The following problem is what I am working on and I cannot solve it.

Under the current market conditions Bond 1 has a price (per 100 of face amount) of $P_1=88.35$ and a Macaulay duration of $D_1=12.7$, and Bond 2 has a price (per 100 of face amount) of $P_2=130.49$ and Macaulay duration of $D_2=14.6$. A portfolio is created with a combination of face amount $F_1$ of Bond 1 and face amount $F_2$ of Bond 2. The combined face amount of the portfolio is $F_1+F_2=100$ and the Macaulay duration of the portfolio is $D_0=13.5$. Find the portfolio value.

There are two things that I am not understanding.

a), What is a portfolio value?

I am thinking that the portfolio value represents the present value of the combined present value of Bond 1 and Bond 2 where $F_1 \ \text{and} \ F_2$ is how much of each bond have been purchased. From the problem I assumed that the coupon rate, interest rate etc. is irrelevant.

b), How do we set up an eqn.?

I understand that given the present values of each cash flows and their duration, the duration of the portfolio can be found as

$$\frac{P_1D_1+P_2D_2}{P_1+P_2}=D$$

where in this case, $F_1=F_2=100$.

but of course $F_1 \ne F_2$ and the total present value of the portfolio (which I think we are looking for and I will denote it as $P$) I am not quite sure how to set up an equation without using extra variables.

I have a feeling that this problem should not be as complicated as I am making it, but I am stuck.
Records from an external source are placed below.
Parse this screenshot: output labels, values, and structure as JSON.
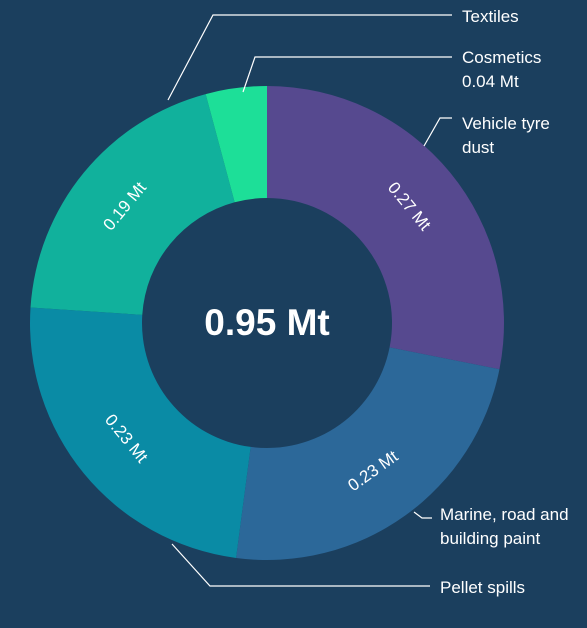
{
  "chart_data": {
    "type": "donut",
    "center_label": "0.95 Mt",
    "categories": [
      "Vehicle tyre dust",
      "Marine, road and building paint",
      "Pellet spills",
      "Textiles",
      "Cosmetics"
    ],
    "values": [
      0.27,
      0.23,
      0.23,
      0.19,
      0.04
    ],
    "value_labels": [
      "0.27 Mt",
      "0.23 Mt",
      "0.23 Mt",
      "0.19 Mt",
      "0.04 Mt"
    ],
    "colors": [
      "#56498f",
      "#2c6899",
      "#0a8ba5",
      "#11b19c",
      "#1ddf98"
    ]
  }
}
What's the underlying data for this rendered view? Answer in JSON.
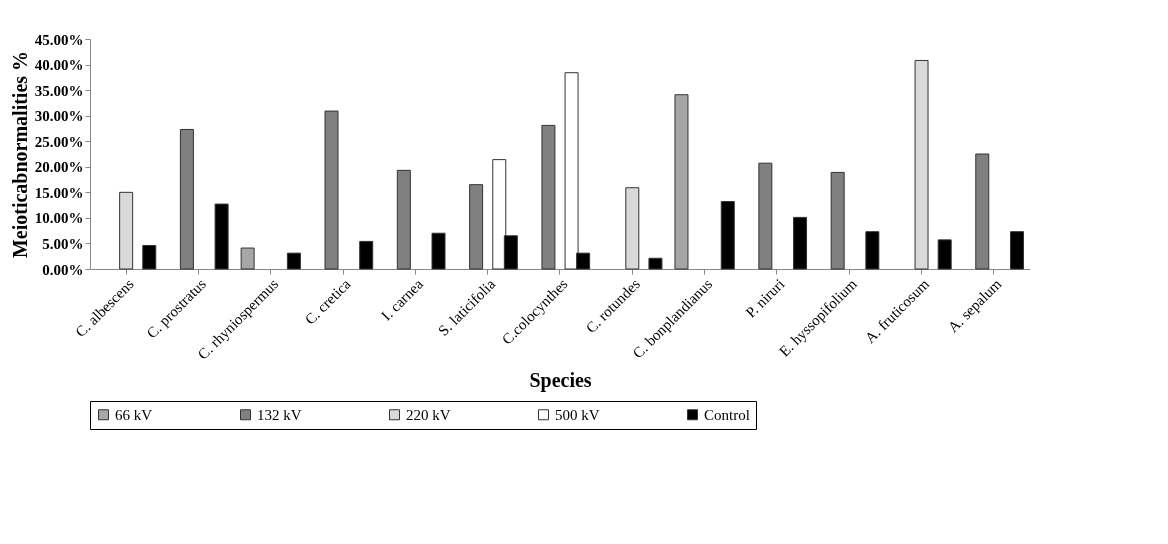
{
  "chart_data": {
    "type": "bar",
    "xlabel": "Species",
    "ylabel": "Meioticabnormalities %",
    "categories": [
      "C. albescens",
      "C. prostratus",
      "C. rhyniospermus",
      "C. cretica",
      "I. carnea",
      "S. laticifolia",
      "C.colocynthes",
      "C. rotundes",
      "C. bonplandianus",
      "P. niruri",
      "E. hyssopifolium",
      "A. fruticosum",
      "A. sepalum"
    ],
    "series": [
      {
        "name": "66 kV",
        "color": "#a6a6a6",
        "values": [
          null,
          null,
          4.1,
          null,
          null,
          null,
          null,
          null,
          34.1,
          null,
          null,
          null,
          null
        ]
      },
      {
        "name": "132 kV",
        "color": "#808080",
        "values": [
          null,
          27.3,
          null,
          30.9,
          19.3,
          16.5,
          28.1,
          null,
          null,
          20.7,
          18.9,
          null,
          22.5
        ]
      },
      {
        "name": "220 kV",
        "color": "#d9d9d9",
        "values": [
          15.0,
          null,
          null,
          null,
          null,
          null,
          null,
          15.9,
          null,
          null,
          null,
          40.8,
          null
        ]
      },
      {
        "name": "500 kV",
        "color": "#ffffff",
        "values": [
          null,
          null,
          null,
          null,
          null,
          21.4,
          38.4,
          null,
          null,
          null,
          null,
          null,
          null
        ]
      },
      {
        "name": "Control",
        "color": "#000000",
        "values": [
          4.6,
          12.7,
          3.1,
          5.4,
          7.0,
          6.5,
          3.1,
          2.1,
          13.2,
          10.1,
          7.3,
          5.7,
          7.3
        ]
      }
    ],
    "ylim": [
      0,
      45
    ],
    "yticks": [
      {
        "value": 0,
        "label": "0.00%"
      },
      {
        "value": 5,
        "label": "5.00%"
      },
      {
        "value": 10,
        "label": "10.00%"
      },
      {
        "value": 15,
        "label": "15.00%"
      },
      {
        "value": 20,
        "label": "20.00%"
      },
      {
        "value": 25,
        "label": "25.00%"
      },
      {
        "value": 30,
        "label": "30.00%"
      },
      {
        "value": 35,
        "label": "35.00%"
      },
      {
        "value": 40,
        "label": "40.00%"
      },
      {
        "value": 45,
        "label": "45.00%"
      }
    ],
    "grid": false,
    "legend": "bottom"
  }
}
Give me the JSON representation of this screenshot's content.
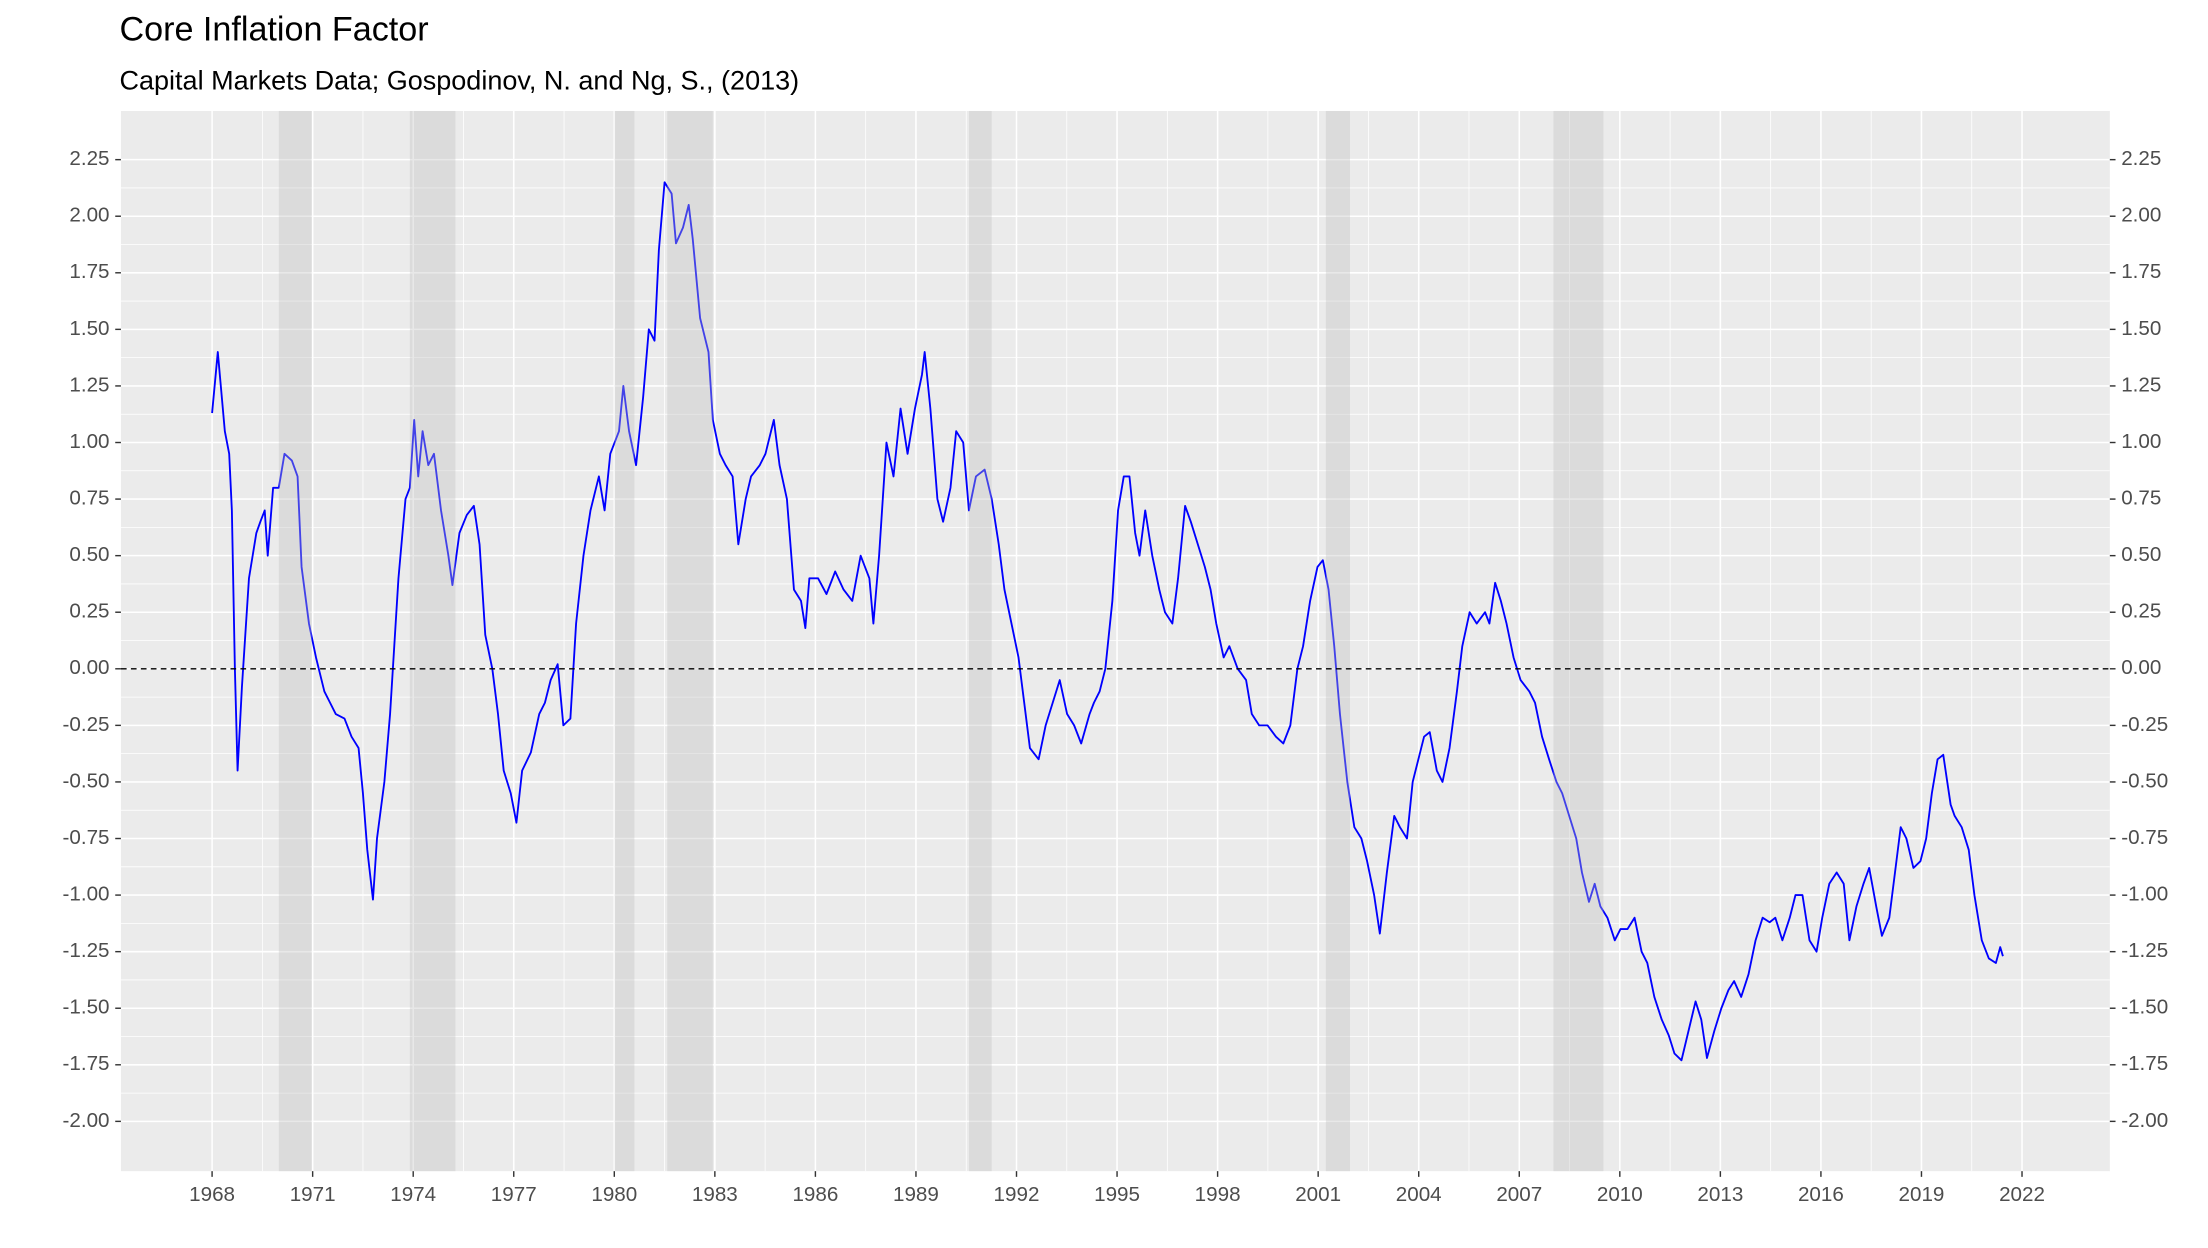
{
  "chart_data": {
    "type": "line",
    "title": "Core Inflation Factor",
    "subtitle": "Capital Markets Data; Gospodinov, N. and Ng, S., (2013)",
    "color": "#0000ff",
    "grid": true,
    "reference_line": 0,
    "shaded_periods": [
      [
        1969.99,
        1970.97
      ],
      [
        1973.9,
        1975.26
      ],
      [
        1980.01,
        1980.6
      ],
      [
        1981.58,
        1982.94
      ],
      [
        1990.58,
        1991.26
      ],
      [
        2001.23,
        2001.95
      ],
      [
        2008.02,
        2009.51
      ]
    ],
    "xlim": [
      1965.28,
      2024.62
    ],
    "xticks": [
      1968,
      1971,
      1974,
      1977,
      1980,
      1983,
      1986,
      1989,
      1992,
      1995,
      1998,
      2001,
      2004,
      2007,
      2010,
      2013,
      2016,
      2019,
      2022
    ],
    "ylim": [
      -2.22,
      2.465
    ],
    "yticks": [
      {
        "value": -2,
        "label": "-2.00"
      },
      {
        "value": -1.75,
        "label": "-1.75"
      },
      {
        "value": -1.5,
        "label": "-1.50"
      },
      {
        "value": -1.25,
        "label": "-1.25"
      },
      {
        "value": -1,
        "label": "-1.00"
      },
      {
        "value": -0.75,
        "label": "-0.75"
      },
      {
        "value": -0.5,
        "label": "-0.50"
      },
      {
        "value": -0.25,
        "label": "-0.25"
      },
      {
        "value": 0,
        "label": "0.00"
      },
      {
        "value": 0.25,
        "label": "0.25"
      },
      {
        "value": 0.5,
        "label": "0.50"
      },
      {
        "value": 0.75,
        "label": "0.75"
      },
      {
        "value": 1,
        "label": "1.00"
      },
      {
        "value": 1.25,
        "label": "1.25"
      },
      {
        "value": 1.5,
        "label": "1.50"
      },
      {
        "value": 1.75,
        "label": "1.75"
      },
      {
        "value": 2,
        "label": "2.00"
      },
      {
        "value": 2.25,
        "label": "2.25"
      }
    ],
    "x": [
      1968.0,
      1968.17,
      1968.38,
      1968.51,
      1968.59,
      1968.68,
      1968.76,
      1968.89,
      1969.1,
      1969.32,
      1969.44,
      1969.57,
      1969.66,
      1969.82,
      1969.99,
      1970.16,
      1970.38,
      1970.55,
      1970.67,
      1970.89,
      1971.1,
      1971.35,
      1971.52,
      1971.69,
      1971.95,
      1972.16,
      1972.37,
      1972.5,
      1972.63,
      1972.8,
      1972.92,
      1973.14,
      1973.31,
      1973.56,
      1973.77,
      1973.9,
      1974.03,
      1974.15,
      1974.28,
      1974.45,
      1974.62,
      1974.83,
      1975.05,
      1975.17,
      1975.38,
      1975.6,
      1975.81,
      1975.98,
      1976.15,
      1976.36,
      1976.53,
      1976.7,
      1976.91,
      1977.08,
      1977.25,
      1977.51,
      1977.76,
      1977.93,
      1978.1,
      1978.31,
      1978.48,
      1978.69,
      1978.86,
      1979.08,
      1979.29,
      1979.54,
      1979.71,
      1979.88,
      1980.14,
      1980.27,
      1980.44,
      1980.65,
      1980.86,
      1981.03,
      1981.2,
      1981.33,
      1981.5,
      1981.71,
      1981.84,
      1982.05,
      1982.22,
      1982.34,
      1982.56,
      1982.81,
      1982.94,
      1983.15,
      1983.32,
      1983.53,
      1983.7,
      1983.92,
      1984.08,
      1984.34,
      1984.51,
      1984.76,
      1984.93,
      1985.15,
      1985.36,
      1985.57,
      1985.7,
      1985.82,
      1986.08,
      1986.33,
      1986.59,
      1986.84,
      1987.1,
      1987.35,
      1987.61,
      1987.73,
      1987.9,
      1988.12,
      1988.33,
      1988.54,
      1988.75,
      1988.97,
      1989.18,
      1989.26,
      1989.43,
      1989.64,
      1989.81,
      1990.03,
      1990.2,
      1990.41,
      1990.58,
      1990.79,
      1991.05,
      1991.26,
      1991.47,
      1991.64,
      1991.85,
      1992.06,
      1992.23,
      1992.4,
      1992.66,
      1992.87,
      1993.08,
      1993.29,
      1993.51,
      1993.72,
      1993.93,
      1994.18,
      1994.31,
      1994.48,
      1994.65,
      1994.86,
      1995.03,
      1995.2,
      1995.37,
      1995.54,
      1995.67,
      1995.84,
      1996.05,
      1996.26,
      1996.43,
      1996.65,
      1996.82,
      1997.03,
      1997.2,
      1997.41,
      1997.62,
      1997.79,
      1997.96,
      1998.18,
      1998.35,
      1998.6,
      1998.85,
      1999.02,
      1999.24,
      1999.49,
      1999.74,
      1999.96,
      2000.17,
      2000.38,
      2000.55,
      2000.76,
      2000.98,
      2001.14,
      2001.31,
      2001.48,
      2001.65,
      2001.87,
      2002.08,
      2002.29,
      2002.46,
      2002.67,
      2002.84,
      2003.05,
      2003.27,
      2003.44,
      2003.65,
      2003.82,
      2003.99,
      2004.16,
      2004.33,
      2004.54,
      2004.71,
      2004.92,
      2005.14,
      2005.3,
      2005.52,
      2005.73,
      2005.98,
      2006.11,
      2006.28,
      2006.45,
      2006.62,
      2006.83,
      2007.04,
      2007.3,
      2007.47,
      2007.68,
      2007.89,
      2008.11,
      2008.28,
      2008.49,
      2008.7,
      2008.87,
      2009.08,
      2009.25,
      2009.42,
      2009.63,
      2009.85,
      2010.02,
      2010.23,
      2010.44,
      2010.65,
      2010.82,
      2011.03,
      2011.25,
      2011.46,
      2011.63,
      2011.84,
      2012.05,
      2012.26,
      2012.43,
      2012.6,
      2012.82,
      2013.03,
      2013.24,
      2013.41,
      2013.62,
      2013.84,
      2014.05,
      2014.26,
      2014.47,
      2014.64,
      2014.85,
      2015.07,
      2015.24,
      2015.45,
      2015.66,
      2015.87,
      2016.04,
      2016.25,
      2016.47,
      2016.68,
      2016.85,
      2017.06,
      2017.27,
      2017.44,
      2017.65,
      2017.82,
      2018.04,
      2018.21,
      2018.38,
      2018.55,
      2018.76,
      2018.97,
      2019.14,
      2019.31,
      2019.48,
      2019.65,
      2019.87,
      2019.99,
      2020.2,
      2020.41,
      2020.58,
      2020.8,
      2021.01,
      2021.22,
      2021.35,
      2021.43
    ],
    "values": [
      1.13,
      1.4,
      1.05,
      0.95,
      0.7,
      0.0,
      -0.45,
      -0.08,
      0.4,
      0.6,
      0.65,
      0.7,
      0.5,
      0.8,
      0.8,
      0.95,
      0.92,
      0.85,
      0.45,
      0.2,
      0.05,
      -0.1,
      -0.15,
      -0.2,
      -0.22,
      -0.3,
      -0.35,
      -0.55,
      -0.8,
      -1.02,
      -0.75,
      -0.5,
      -0.2,
      0.4,
      0.75,
      0.8,
      1.1,
      0.85,
      1.05,
      0.9,
      0.95,
      0.7,
      0.5,
      0.37,
      0.6,
      0.68,
      0.72,
      0.55,
      0.15,
      0.0,
      -0.2,
      -0.45,
      -0.55,
      -0.68,
      -0.45,
      -0.37,
      -0.2,
      -0.15,
      -0.05,
      0.02,
      -0.25,
      -0.22,
      0.2,
      0.5,
      0.7,
      0.85,
      0.7,
      0.95,
      1.05,
      1.25,
      1.05,
      0.9,
      1.2,
      1.5,
      1.45,
      1.85,
      2.15,
      2.1,
      1.88,
      1.95,
      2.05,
      1.9,
      1.55,
      1.4,
      1.1,
      0.95,
      0.9,
      0.85,
      0.55,
      0.75,
      0.85,
      0.9,
      0.95,
      1.1,
      0.9,
      0.75,
      0.35,
      0.3,
      0.18,
      0.4,
      0.4,
      0.33,
      0.43,
      0.35,
      0.3,
      0.5,
      0.4,
      0.2,
      0.5,
      1.0,
      0.85,
      1.15,
      0.95,
      1.15,
      1.3,
      1.4,
      1.15,
      0.75,
      0.65,
      0.8,
      1.05,
      1.0,
      0.7,
      0.85,
      0.88,
      0.75,
      0.55,
      0.35,
      0.2,
      0.05,
      -0.15,
      -0.35,
      -0.4,
      -0.25,
      -0.15,
      -0.05,
      -0.2,
      -0.25,
      -0.33,
      -0.2,
      -0.15,
      -0.1,
      0.0,
      0.3,
      0.7,
      0.85,
      0.85,
      0.6,
      0.5,
      0.7,
      0.5,
      0.35,
      0.25,
      0.2,
      0.4,
      0.72,
      0.65,
      0.55,
      0.45,
      0.35,
      0.2,
      0.05,
      0.1,
      0.0,
      -0.05,
      -0.2,
      -0.25,
      -0.25,
      -0.3,
      -0.33,
      -0.25,
      0.0,
      0.1,
      0.3,
      0.45,
      0.48,
      0.35,
      0.1,
      -0.2,
      -0.5,
      -0.7,
      -0.75,
      -0.85,
      -1.0,
      -1.17,
      -0.9,
      -0.65,
      -0.7,
      -0.75,
      -0.5,
      -0.4,
      -0.3,
      -0.28,
      -0.45,
      -0.5,
      -0.35,
      -0.1,
      0.1,
      0.25,
      0.2,
      0.25,
      0.2,
      0.38,
      0.3,
      0.2,
      0.05,
      -0.05,
      -0.1,
      -0.15,
      -0.3,
      -0.4,
      -0.5,
      -0.55,
      -0.65,
      -0.75,
      -0.9,
      -1.03,
      -0.95,
      -1.05,
      -1.1,
      -1.2,
      -1.15,
      -1.15,
      -1.1,
      -1.25,
      -1.3,
      -1.45,
      -1.55,
      -1.62,
      -1.7,
      -1.73,
      -1.6,
      -1.47,
      -1.55,
      -1.72,
      -1.6,
      -1.5,
      -1.42,
      -1.38,
      -1.45,
      -1.35,
      -1.2,
      -1.1,
      -1.12,
      -1.1,
      -1.2,
      -1.1,
      -1.0,
      -1.0,
      -1.2,
      -1.25,
      -1.1,
      -0.95,
      -0.9,
      -0.95,
      -1.2,
      -1.05,
      -0.95,
      -0.88,
      -1.05,
      -1.18,
      -1.1,
      -0.9,
      -0.7,
      -0.75,
      -0.88,
      -0.85,
      -0.75,
      -0.55,
      -0.4,
      -0.38,
      -0.6,
      -0.65,
      -0.7,
      -0.8,
      -1.0,
      -1.2,
      -1.28,
      -1.3,
      -1.23,
      -1.27
    ]
  }
}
Can I ask for some help?

Thank you.

As stated, $P_1$ and $P_2$ are bond prices per $100$ of face amount. The amount invested in each bond, given face amounts $F_1$ and $F_2$, is

$$V_1 = F_1\frac{P_1}{100}, \\V_2 = F_2\frac{P_2}{100}.$$

The portfolio value is the total amount invested:

$$V = V_1 + V_2 = F_1\frac{P_1}{100} + F_2\frac{P_2}{100}.$$

In order to find the portfolio value, we must find $F_1$ and $F_2$. We are given that the combined face amount is $100$. Hence, we have one equation

$$F_1 + F_2 = 100. \tag{1}$$

The second equation for $F_1$ and $F_2$ comes from the specification of portfolio duration, $P_0 = 13.5$

The Macaulay duration of a bond is a weighted average term of the cash flows. The weight of the term of each cash flow is the present value of the cash flow divided by the price of the bond.

For Bonds $1$ and $2$, the sums of each cash flow term times the discounted cash flow per $100$ face amount are $P_1D_1$ and $P_2D_2$, respectively. The corresponding sums for actual cash flows, given face amounts $F_1$ and $F_2$, are $F_1P_1D_1/100$ and $F_2P_2D_2/100$, respectively.

For the portfolio, the combined cash flow stream is the sum of the streams for each bond, and the portfolio Macaulay duration is

$$D_0 = \frac{F_1P_1D_1/100 + F_2P_2D_2/100}{F_1P_1/100 + F_2P_2/100}.$$

Whence,

$$\frac{F_1P_1D_1 + F_2P_2D_2}{F_1P_1 + F_2P_2}= D_0.$$

Rearranging this equation, we get

$$F_1P_1D_1 + F_2P_2D_2 = F_1P_1D_0 + F_2P_2D_0,$$

and,

$$F_2 = \frac{P_1(D_0-D_1) }{P_2(D_2-D_0)}F_1. \tag{2}$$

Solving (1) and (2) simultaneously we get

$$F_1 = 67.01, F_2 = 32.99.$$

• That was very helpful! Thank you! Dec 18 '14 at 8:43
• You're welcome. In short, $(V_1D_1 +V_2D_2)/(V_1 + V_2) = D_0$. The duration of a bond portfolio is always the weighted average of the durations -- where the each weight is the fraction of wealth invested in the corresponding bond.